Seeing the impact companies like SpaceX had in the U.S., China opened up its space industry in 2014 and now has dozens of private companies.
The rivalry isn’t like the bitter Cold War competition between the U.S. and the Soviet Union, said David Burbach, professor of national security affairs at the U.S. Naval War College.
“I don’t think either country believes that whoever lands on the Moon next is nearly as meaningful to their foreign policy as is their overall economic power and diplomatic influence,” said Mr. Burbach, who was speaking in a personal capacity. Still, China’s space program did strengthen support in the U.S. for NASA’s Artemis program, created in 2017 by then-President
Mr. Burbach said.
Three taikonauts—as Chinese astronauts are known—are spending six months in its space station, which is scheduled for completion by the end of next year. Beijing is planning a series of unmanned missions, including sending robots to the moon, over the next few years as it builds its base with Russia. To prepare for humans spending months on the moon, a group of Chinese volunteers lived for a year in a self-contained lab in Beijing, growing their own food and recycling water.
“China’s moon program is the most important and central component of its entire space strategy,” Ms. Goswami said. “All of these milestones help the country come closer to fulfilling Mr. Xi’s space dream.”
Chinese officials tasked with nuclear fusion projects say it could be decades before efforts come to fruition. The Beijing institute studying helium-3, which is backed by the state-owned China National Nuclear Corporation, discussed the efforts in an August state-media interview and didn’t reply to a request for further comment.
The theory that the moon might have abundant reserves of helium-3 goes back several decades. In 1986, scientists at the University of Wisconsin estimated that lunar soil could contain a million tons of the isotope, also known as He3.
A byproduct of the sun’s intense heat, it is carried through the solar system by solar winds. Since the moon doesn’t have the magnetic field Earth does, a veneer of the colorless, inert atom is believed to be embedded on the moon’s regolith—the blanket of loose deposits that cover its surface.
China’s renewed efforts to study helium-3 are at a very early stage, as there still isn’t a way for humans to easily map, extract or process it.
“There’s no element of the operation that’s been figured out yet,” said Joseph Michalski, deputy director of the University of Hong Kong’s Laboratory for Space Research, who isn’t involved in the Beijing study. “It’s like if someone offered you a suitcase stuffed with $5 million, but it’ll cost $10 million to pick it up.”
In the future, there could be machines that vacuum up the top layer of the moon’s surface, which could then be used to address Earth’s energy needs or to power moon bases for future missions, Mr. Michalski said. And even after helium-3 can be contained, another hurdle will be generating enough heat in a short amount of time to create the appropriate reaction.
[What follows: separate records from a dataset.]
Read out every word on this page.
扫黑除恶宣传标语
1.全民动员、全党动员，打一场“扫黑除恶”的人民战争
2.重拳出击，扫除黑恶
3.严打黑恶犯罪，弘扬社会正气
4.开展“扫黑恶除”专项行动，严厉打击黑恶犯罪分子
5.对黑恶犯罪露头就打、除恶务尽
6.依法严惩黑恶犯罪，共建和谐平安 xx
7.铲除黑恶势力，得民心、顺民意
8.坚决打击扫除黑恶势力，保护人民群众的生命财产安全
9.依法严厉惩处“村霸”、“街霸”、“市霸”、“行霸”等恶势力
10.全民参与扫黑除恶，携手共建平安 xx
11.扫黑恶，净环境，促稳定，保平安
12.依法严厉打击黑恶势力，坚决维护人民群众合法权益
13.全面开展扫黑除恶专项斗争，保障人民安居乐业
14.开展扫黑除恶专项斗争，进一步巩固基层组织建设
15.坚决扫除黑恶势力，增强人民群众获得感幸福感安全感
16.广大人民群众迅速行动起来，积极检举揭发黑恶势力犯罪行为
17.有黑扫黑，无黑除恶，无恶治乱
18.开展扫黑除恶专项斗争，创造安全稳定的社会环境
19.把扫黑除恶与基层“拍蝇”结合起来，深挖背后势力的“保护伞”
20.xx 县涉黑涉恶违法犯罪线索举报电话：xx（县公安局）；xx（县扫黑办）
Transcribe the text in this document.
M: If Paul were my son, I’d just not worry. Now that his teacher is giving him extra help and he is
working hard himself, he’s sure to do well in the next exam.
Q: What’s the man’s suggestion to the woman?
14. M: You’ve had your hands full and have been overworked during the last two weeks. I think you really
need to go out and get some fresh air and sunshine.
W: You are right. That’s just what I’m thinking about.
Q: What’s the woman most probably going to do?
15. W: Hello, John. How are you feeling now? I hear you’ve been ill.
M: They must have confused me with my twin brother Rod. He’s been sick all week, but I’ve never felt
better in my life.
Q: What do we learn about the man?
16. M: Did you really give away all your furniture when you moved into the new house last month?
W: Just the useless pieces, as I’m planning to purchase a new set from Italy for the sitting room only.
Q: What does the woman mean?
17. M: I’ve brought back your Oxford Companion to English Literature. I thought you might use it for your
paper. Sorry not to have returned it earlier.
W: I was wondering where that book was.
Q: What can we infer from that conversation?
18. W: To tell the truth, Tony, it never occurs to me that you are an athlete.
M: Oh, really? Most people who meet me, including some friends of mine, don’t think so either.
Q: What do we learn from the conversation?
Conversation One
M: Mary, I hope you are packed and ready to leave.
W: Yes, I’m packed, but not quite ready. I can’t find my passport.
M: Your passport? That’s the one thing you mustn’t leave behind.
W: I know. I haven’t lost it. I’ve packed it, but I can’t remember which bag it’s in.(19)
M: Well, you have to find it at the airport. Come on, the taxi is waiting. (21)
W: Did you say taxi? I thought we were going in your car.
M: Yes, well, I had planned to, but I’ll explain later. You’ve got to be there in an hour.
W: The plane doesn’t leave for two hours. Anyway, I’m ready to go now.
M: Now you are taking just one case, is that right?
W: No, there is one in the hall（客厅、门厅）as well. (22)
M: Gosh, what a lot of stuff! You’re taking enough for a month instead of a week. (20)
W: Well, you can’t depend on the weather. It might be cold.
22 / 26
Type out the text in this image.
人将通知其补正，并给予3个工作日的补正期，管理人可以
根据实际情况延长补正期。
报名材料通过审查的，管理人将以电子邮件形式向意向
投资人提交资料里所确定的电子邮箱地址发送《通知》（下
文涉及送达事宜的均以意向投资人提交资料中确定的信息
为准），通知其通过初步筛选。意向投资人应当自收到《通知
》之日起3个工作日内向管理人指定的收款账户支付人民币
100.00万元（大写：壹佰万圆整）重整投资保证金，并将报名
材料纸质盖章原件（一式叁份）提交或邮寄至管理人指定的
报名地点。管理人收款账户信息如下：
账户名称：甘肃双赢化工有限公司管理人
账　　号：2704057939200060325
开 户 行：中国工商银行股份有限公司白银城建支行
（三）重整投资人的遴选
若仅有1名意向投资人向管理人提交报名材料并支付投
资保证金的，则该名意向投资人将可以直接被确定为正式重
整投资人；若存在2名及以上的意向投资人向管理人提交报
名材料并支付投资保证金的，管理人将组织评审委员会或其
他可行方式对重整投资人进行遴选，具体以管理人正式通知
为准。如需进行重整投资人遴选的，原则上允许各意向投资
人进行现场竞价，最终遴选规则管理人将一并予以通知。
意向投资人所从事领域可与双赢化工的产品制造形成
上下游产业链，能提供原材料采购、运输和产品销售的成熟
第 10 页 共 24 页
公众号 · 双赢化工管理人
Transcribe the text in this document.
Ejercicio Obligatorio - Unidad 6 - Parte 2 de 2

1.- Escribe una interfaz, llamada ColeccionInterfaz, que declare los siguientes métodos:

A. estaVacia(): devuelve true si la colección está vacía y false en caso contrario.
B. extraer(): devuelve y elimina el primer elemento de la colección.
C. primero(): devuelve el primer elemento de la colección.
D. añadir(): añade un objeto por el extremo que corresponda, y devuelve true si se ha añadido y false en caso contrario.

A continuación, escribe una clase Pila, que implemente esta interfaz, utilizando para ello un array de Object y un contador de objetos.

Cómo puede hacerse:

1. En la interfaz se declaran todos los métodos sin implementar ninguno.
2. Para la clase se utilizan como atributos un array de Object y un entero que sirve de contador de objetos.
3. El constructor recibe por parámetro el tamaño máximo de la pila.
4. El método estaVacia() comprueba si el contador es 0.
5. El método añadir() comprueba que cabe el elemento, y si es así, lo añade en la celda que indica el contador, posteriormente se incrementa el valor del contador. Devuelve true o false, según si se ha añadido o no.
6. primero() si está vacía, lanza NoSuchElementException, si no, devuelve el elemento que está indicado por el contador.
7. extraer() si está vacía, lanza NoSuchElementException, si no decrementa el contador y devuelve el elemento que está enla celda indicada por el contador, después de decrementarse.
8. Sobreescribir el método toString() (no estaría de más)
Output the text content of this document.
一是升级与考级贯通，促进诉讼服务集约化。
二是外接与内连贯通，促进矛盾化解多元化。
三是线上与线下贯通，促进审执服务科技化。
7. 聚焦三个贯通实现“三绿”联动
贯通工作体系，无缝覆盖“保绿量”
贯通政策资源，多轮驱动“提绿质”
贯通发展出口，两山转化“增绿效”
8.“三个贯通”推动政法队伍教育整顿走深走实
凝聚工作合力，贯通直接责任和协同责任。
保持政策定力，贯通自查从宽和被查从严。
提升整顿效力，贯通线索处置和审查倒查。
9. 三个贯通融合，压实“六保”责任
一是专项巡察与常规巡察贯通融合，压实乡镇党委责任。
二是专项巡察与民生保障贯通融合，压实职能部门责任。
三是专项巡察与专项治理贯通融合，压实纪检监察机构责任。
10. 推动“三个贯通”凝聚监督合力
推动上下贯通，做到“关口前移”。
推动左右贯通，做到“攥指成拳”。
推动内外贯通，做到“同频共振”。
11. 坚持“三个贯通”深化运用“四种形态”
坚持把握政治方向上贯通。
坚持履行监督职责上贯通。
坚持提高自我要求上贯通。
China and the U.S. are among dozens of countries collaborating on the International Thermonuclear Experimental Reactor, a $22 billion project being built in France that is intended to demonstrate the feasibility of nuclear fusion by maintaining the reaction for longer periods. Nuclear fusion has long been a holy grail in the energy world. No one has been able to produce more energy than it takes to create a fusion reaction, despite decades of research. China has also made progress at its own Experimental Advanced Superconducting Tokamak reactor in the eastern city of Hefei.
“The research is not only of great value for the potential exploitation of such nuclear energy resources on the moon in the future,” Li Ziying, the head of the Beijing institute, told state-owned China Central Television in August, referring to the helium-3 study. It is also of “great significance for the scientific study of the moon itself and its relationship with the Earth.”